Я сел рядом, взялся за свою за одежду, вдел одну ногу в брюки и наконец сказал то, что беспокоило меня последнюю четверть часа:

— Толку чуть от нашего переполоха. Никто и не подумал признаться.

Санжай был со мной не согласен.

— Погоди, еще не вечер. Признаются, никуда не денутся.

— Думаешь?

Я уже ни в чем не был уверен.

— Вот увидишь.

Санжай поднялся, натянул брюки, застегнул ремень, прихватил рубашку, кеды и высунулся наружу.

— Ты время-то не тяни. А то девчата взбунтуются и откажутся нас кормить. — Он сделал рукой подгоняющий жест. — Пошевеливайся.

Я остался палатке один. Криво усмехнулся и сказал в пустоту:

— Что делается! Куда ни плюнь — сплошные командиры.

А после принялся шевелиться. Потому как очень хотелось жрать.

Дрова, вода — это только звучит легко и просто. На деле их добыча отняла у нас почти два часа. Благо, пилить никто не заставлял. Колька споро нарубил пару сухих сучьев, в руку толщиной. Наломал веток потоньше. Пододвинул к костру остатки вчерашних дров.

— Остальное потом, — сказал он, — когда вернемся.

Ната была вполне довольна. Она вручила нам по чашке чая, с размешанной ложкой меда и попросила:

— Мальчики, постарайтесь набрать с запасом. Иначе мы точно все тут с голоду окочуримся.

Юрка выглянул из палатки и выкрикнул зло:

— Это умудриться надо, с рыбным озером под самым носом. Если некоторые, — он вперил недобрый взгляд в Зиночку, — поумерят свои фанаберии…

Девушка на миг распахнула глаза, потом сложила на груди руки, закусила от обиды губу и отвернулась к озеру. Юрка хмыкнул и спрятался обратно. Ната глубоко вздохнула.

— Ладно, ребята, — сказала она нам, — идите. Еда сама себя не принесет.

Колька выхлебал чай в два глотка и подхватил корзинку.
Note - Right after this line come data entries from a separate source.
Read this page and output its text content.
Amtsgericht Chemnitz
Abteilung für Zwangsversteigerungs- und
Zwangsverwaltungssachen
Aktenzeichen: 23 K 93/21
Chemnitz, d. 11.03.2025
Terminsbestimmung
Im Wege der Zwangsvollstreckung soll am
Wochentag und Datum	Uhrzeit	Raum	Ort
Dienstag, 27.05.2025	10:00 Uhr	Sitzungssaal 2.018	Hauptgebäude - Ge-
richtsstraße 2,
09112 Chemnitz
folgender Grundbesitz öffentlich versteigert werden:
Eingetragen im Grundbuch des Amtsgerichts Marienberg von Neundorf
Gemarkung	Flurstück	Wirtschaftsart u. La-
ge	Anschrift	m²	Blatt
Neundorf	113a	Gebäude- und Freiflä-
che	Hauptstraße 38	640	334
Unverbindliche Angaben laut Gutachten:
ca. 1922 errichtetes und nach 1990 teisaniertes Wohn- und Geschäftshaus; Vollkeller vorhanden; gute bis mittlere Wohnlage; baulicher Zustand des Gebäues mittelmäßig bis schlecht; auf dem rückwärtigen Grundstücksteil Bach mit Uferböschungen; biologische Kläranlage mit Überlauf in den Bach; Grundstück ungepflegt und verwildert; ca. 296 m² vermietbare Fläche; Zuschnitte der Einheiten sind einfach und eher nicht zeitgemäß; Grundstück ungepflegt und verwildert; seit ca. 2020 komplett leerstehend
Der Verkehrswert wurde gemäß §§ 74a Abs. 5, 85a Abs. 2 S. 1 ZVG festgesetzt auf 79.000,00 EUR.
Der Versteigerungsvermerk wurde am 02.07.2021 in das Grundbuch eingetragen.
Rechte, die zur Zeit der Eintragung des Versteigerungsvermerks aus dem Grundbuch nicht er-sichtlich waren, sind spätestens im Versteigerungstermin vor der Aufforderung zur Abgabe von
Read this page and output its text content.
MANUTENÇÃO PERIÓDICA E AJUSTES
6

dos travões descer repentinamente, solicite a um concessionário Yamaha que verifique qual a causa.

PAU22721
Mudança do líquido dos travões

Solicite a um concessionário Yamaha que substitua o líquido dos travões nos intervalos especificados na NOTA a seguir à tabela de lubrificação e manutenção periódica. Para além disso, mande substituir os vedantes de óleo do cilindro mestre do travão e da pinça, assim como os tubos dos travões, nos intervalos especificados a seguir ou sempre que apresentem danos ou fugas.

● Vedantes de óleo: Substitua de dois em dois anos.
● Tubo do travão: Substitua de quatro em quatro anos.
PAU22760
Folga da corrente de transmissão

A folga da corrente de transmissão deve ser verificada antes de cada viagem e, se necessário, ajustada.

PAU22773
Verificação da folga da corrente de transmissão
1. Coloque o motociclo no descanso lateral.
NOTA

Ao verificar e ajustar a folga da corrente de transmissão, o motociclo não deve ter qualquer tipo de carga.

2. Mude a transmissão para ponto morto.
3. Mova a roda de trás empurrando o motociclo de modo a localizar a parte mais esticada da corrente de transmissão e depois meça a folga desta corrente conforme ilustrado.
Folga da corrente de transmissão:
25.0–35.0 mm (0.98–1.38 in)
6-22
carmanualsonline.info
— Пошли, Мих. Наташа права.

Я и сам понимал, что она права. А еще понимал, что картинка у меня в голове никак не складывается. Странная получается картинка. И вроде бы я уже обозначил все роли, расставил всех по местам. А нет — что-то не то. Осталось понять, что.

Я нацепил на руку вторую корзину. Ната быстро подошла, поправила на мне ворот олимпийки, подставила для поцелуя щеку. Прошептала:

— Не сердись.

Я машинально коснулся губами ее кожи. Вот что это? Как это понимать? Девушка все больше вызывала у меня недоумение.

— Мих? Ты там примерз что ли?

Санжай уже ждал у самой кромки леса.

— Иди, — Ната легонько подтолкнула меня в плечо. — Я успокою ребят.

Мне осталось только кивнуть, выкинуть из головы все непонятки и рвануть вслед за Колькой.

* * *

Должен сказать, что к вечеру ничего не прояснилось. Никто не спешил признаваться в краже онгона. Никто не рвался отдавать карту. Юрка был присмиревшим и вел себя тише воды, ниже травы. Зиночка хлюпала носом и терла зареванные глаза. Ната налево-направо раздавала команды.

Тоха с Эдиком вели себя так, словно вообще ничего не случилось. Я украдкой бросал взгляды на Санжая и чувствовал себя полным дураком. Ничего из наших ухищрений не работало.

Хорошо, хоть еды удалось запасти на два дня.

На следующий день я проснулся с надеждой, что все-таки свершилось чудо, и мы все сможем выбраться из этой неожиданной ловушки. Сразу стало ясно, что зря мечтал. Утро началось, как обычно.

Разве что завтрак готовить не пришлось. Да еще совершенно не хотелось говорить. Настроение у всей компании день ото дня становилось паршивее и паршивее. Все либо ругались, либо молча друг на друга дулись. Давно уже не было задушевных бесед. И песен у костра под гитару не было тоже.

Лагерем овладели уныние и тоска.

Зиночка после завтрака сгребла в охапку Наташу и потащила на прогулку вдоль озера. С чего ее вдруг одолела такая блажь, не понял никто, даже влюбленный Эдик.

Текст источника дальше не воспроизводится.